The Supreme Court of the United States has voted to overturn the 1973 Roe v. Wade decision which legalized abortion on demand, according to a leaked draft majority opinion written by Justice Samuel Alito, and seen by POLITICO.

“We hold that Roe and Casey must be overruled,” Justice Alito wrote in an initial majority draft, which experts caution may yet change as the final ruling is not expected until another two months.

“It is time to heed the Constitution and return the issue of abortion to the people’s elected representatives,” Alito wrote.

“Roe was egregiously wrong from the start. Its reasoning was exceptionally weak, and the decision has had damaging consequences. And far from bringing about a national settlement of the abortion issue, Roe and Casey have enflamed debate and deepened division,” the draft ruling says.

If it holds, the ruling would end more than 50 years of a constitutional interpretation which made guaranteed a right to abortion, and allow each state to decide the matter for themselves.

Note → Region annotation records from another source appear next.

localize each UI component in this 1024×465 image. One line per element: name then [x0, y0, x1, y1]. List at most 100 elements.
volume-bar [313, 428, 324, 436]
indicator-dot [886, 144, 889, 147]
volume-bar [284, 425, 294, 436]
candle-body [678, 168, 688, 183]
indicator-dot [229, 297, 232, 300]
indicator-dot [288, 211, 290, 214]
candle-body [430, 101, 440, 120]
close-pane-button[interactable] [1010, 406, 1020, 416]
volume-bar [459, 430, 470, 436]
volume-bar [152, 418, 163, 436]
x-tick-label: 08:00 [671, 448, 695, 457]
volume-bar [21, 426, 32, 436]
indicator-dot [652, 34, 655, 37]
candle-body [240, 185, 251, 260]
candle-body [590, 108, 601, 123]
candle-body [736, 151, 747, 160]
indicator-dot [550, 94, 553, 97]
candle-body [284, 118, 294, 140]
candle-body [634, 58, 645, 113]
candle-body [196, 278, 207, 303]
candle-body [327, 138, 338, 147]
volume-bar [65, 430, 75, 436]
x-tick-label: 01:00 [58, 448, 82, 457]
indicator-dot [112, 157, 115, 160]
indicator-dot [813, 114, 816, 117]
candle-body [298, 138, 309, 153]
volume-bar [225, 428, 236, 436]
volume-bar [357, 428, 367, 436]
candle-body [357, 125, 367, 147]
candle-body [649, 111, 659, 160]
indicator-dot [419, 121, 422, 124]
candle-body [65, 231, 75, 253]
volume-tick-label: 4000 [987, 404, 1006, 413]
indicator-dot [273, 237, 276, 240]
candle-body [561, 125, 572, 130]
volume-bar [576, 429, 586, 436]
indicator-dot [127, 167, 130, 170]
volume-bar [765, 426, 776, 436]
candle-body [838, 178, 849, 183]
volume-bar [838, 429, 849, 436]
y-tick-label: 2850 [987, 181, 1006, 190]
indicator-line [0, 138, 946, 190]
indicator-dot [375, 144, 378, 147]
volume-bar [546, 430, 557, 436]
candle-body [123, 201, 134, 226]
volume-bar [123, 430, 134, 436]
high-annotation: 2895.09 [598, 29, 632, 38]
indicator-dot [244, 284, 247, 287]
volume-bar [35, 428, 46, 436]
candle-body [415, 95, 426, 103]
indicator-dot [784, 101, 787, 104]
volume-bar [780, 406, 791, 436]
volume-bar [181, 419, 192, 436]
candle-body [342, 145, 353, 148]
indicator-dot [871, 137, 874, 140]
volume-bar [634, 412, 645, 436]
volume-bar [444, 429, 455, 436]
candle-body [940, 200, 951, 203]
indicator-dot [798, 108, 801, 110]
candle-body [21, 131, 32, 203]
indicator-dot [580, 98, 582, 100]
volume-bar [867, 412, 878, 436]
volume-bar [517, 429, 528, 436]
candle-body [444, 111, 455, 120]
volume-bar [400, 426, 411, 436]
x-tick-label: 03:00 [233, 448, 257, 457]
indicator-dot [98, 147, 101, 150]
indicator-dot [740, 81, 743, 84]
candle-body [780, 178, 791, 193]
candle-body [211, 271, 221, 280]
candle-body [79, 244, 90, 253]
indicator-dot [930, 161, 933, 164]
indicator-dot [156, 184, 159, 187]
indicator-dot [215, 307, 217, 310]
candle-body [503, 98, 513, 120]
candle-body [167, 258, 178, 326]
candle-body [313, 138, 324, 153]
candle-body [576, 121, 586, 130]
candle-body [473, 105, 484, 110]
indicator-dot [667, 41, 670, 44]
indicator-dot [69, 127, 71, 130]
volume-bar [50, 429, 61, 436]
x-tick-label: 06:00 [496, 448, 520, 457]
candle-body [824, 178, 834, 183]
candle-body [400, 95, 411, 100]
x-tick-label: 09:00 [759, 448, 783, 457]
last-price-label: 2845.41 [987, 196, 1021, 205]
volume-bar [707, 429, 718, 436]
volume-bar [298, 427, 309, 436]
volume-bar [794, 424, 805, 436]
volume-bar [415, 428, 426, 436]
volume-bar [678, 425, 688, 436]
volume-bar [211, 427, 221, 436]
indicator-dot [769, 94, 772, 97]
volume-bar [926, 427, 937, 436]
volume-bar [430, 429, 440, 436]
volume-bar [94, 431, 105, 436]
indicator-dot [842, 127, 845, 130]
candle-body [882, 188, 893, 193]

The leak will be a matter of huge controversy, and is seen by a some as a ploy to orchestrate the maximum opposition before the final ruling is made.

Justices Clarence Thomas, Neil Gorsuch, Brett Kavanaugh and Amy Coney Barrett are thought to have voted with Alito in the conference held among the justices after hearing oral arguments in December, and that line-up remains unchanged as of this week, Politico said.

“Alito argues that the 1973 abortion rights ruling was an ill-conceived and deeply flawed decision that invented a right mentioned nowhere in the Constitution and unwisely sought to wrench the contentious issue away from the political branches of government,” the news platform reports.

“The inescapable conclusion is that a right to abortion is not deeply rooted in the Nation’s history and traditions,” Alito writes.

“The Constitution does not prohibit the citizens of each State from regulating or prohibiting abortion,” the draft concludes. “Roe and Casey arrogated that authority. We now overrule those decisions and return that authority to the people and their elected representatives.”

Alito’s draft opinion observes in a footnote that some early proponents of abortion rights also supported eugenics.

“Some such supporters have been motivated by a desire to suppress the size of the African American population,” Alito writes. “It is beyond dispute that Roe has had that demographic effect. A highly disproportionate percentage of aborted fetuses are black.”

But he also adds “For our part, we do not question the motives of either those who have supported and those who have opposed laws restricting abortion,” he writes.